Mme MONSEIGNE : Merci Florion de cette précision. Ce que je vous propose, c'est de délibérer, et de soumettre au vote la motion présentée par le groupe DSA. Parmi les conseillers municipaux, quels sont les conseillers qui sont pour la motion de Demain Saint-André ? Deux. Quels sont ceux qui s'abstiennent ? On va laisser les mains levées parce qu'il faut...

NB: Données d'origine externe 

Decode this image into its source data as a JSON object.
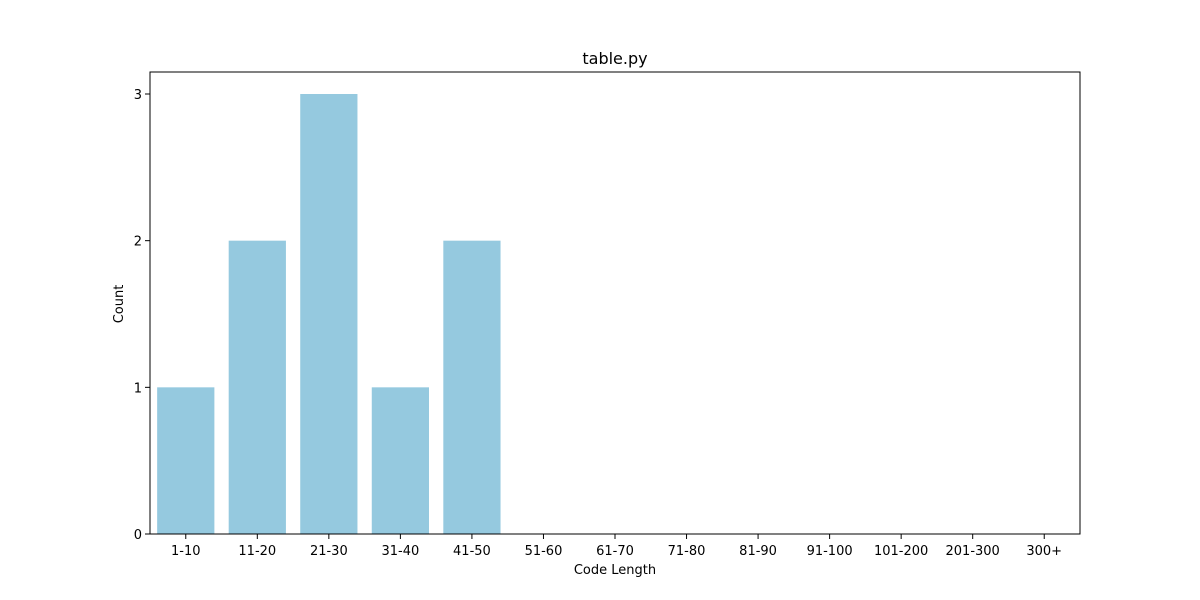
{
  "chart_data": {
    "type": "bar",
    "title": "table.py",
    "xlabel": "Code Length",
    "ylabel": "Count",
    "categories": [
      "1-10",
      "11-20",
      "21-30",
      "31-40",
      "41-50",
      "51-60",
      "61-70",
      "71-80",
      "81-90",
      "91-100",
      "101-200",
      "201-300",
      "300+"
    ],
    "values": [
      1,
      2,
      3,
      1,
      2,
      0,
      0,
      0,
      0,
      0,
      0,
      0,
      0
    ],
    "ylim": [
      0,
      3.15
    ],
    "yticks": [
      0,
      1,
      2,
      3
    ],
    "bar_color": "#95c9df",
    "grid": false,
    "legend": "none"
  }
}
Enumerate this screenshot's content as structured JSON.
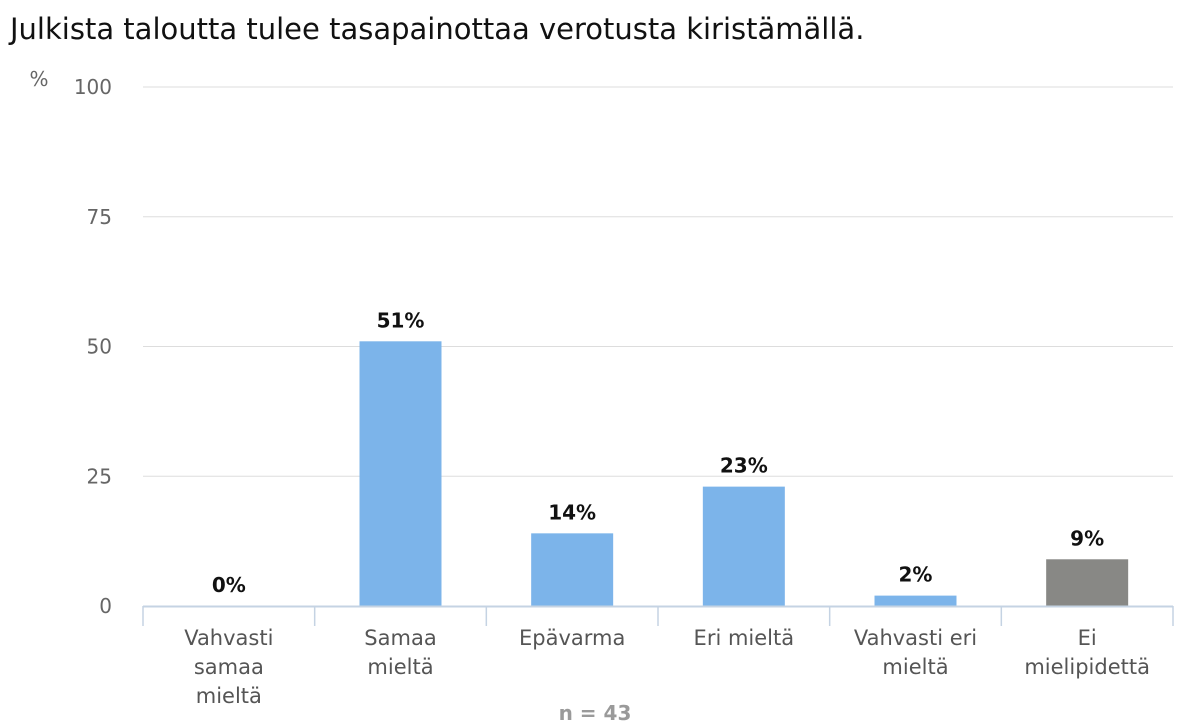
{
  "chart_data": {
    "type": "bar",
    "title": "Julkista taloutta tulee tasapainottaa verotusta kiristämällä.",
    "yunit": "%",
    "ylim": [
      0,
      100
    ],
    "yticks": [
      0,
      25,
      50,
      75,
      100
    ],
    "grid": true,
    "categories": [
      [
        "Vahvasti",
        "samaa",
        "mieltä"
      ],
      [
        "Samaa",
        "mieltä"
      ],
      [
        "Epävarma"
      ],
      [
        "Eri mieltä"
      ],
      [
        "Vahvasti eri",
        "mieltä"
      ],
      [
        "Ei",
        "mielipidettä"
      ]
    ],
    "values": [
      0,
      51,
      14,
      23,
      2,
      9
    ],
    "labels": [
      "0%",
      "51%",
      "14%",
      "23%",
      "2%",
      "9%"
    ],
    "colors": [
      "#7cb4ea",
      "#7cb4ea",
      "#7cb4ea",
      "#7cb4ea",
      "#7cb4ea",
      "#888885"
    ],
    "note": "n = 43"
  }
}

La motion présentée par le groupe DSA mise aux voix, est rejetée par 2 voix pour (MM. BELMONTE, BOBET), 10 voix contre (MM. FAMEL, CHARRIER, CHAMARD, PINSTON, MIEYEVILLE, VILATTE, Mmes JARRY-CHADOIN, LAVAUD, RICHET, PÉROU) et 17 abstentions (Mmes COLIN, CLEDAT, GACHET, DE CHECCHI, MONSEIGNE, BORRELLY, AYMAT, HERNANDEZ, PICAUD, PENICHON, MM. POUX COURSEAUX, ARNAUD, THEBAULT, MESTREGUILHEM, TOURNADE, LUPRICE). Je vous remercie.
Monsieur GUILLAUD n’a pas participé au débat et au vote de la motion.
Monsieur TABUSTEAU a quitté la salle avant le vote de la motion51
Décisions du maire5253545556
Mme MONSEIGNE : Vous avez l’ensemble des décisions du maire. On vous attend samedi – j’espère qu’il fera beau – pour faire vivre le marché de Noël. Sinon, bonnes fêtes à toutes et à tous.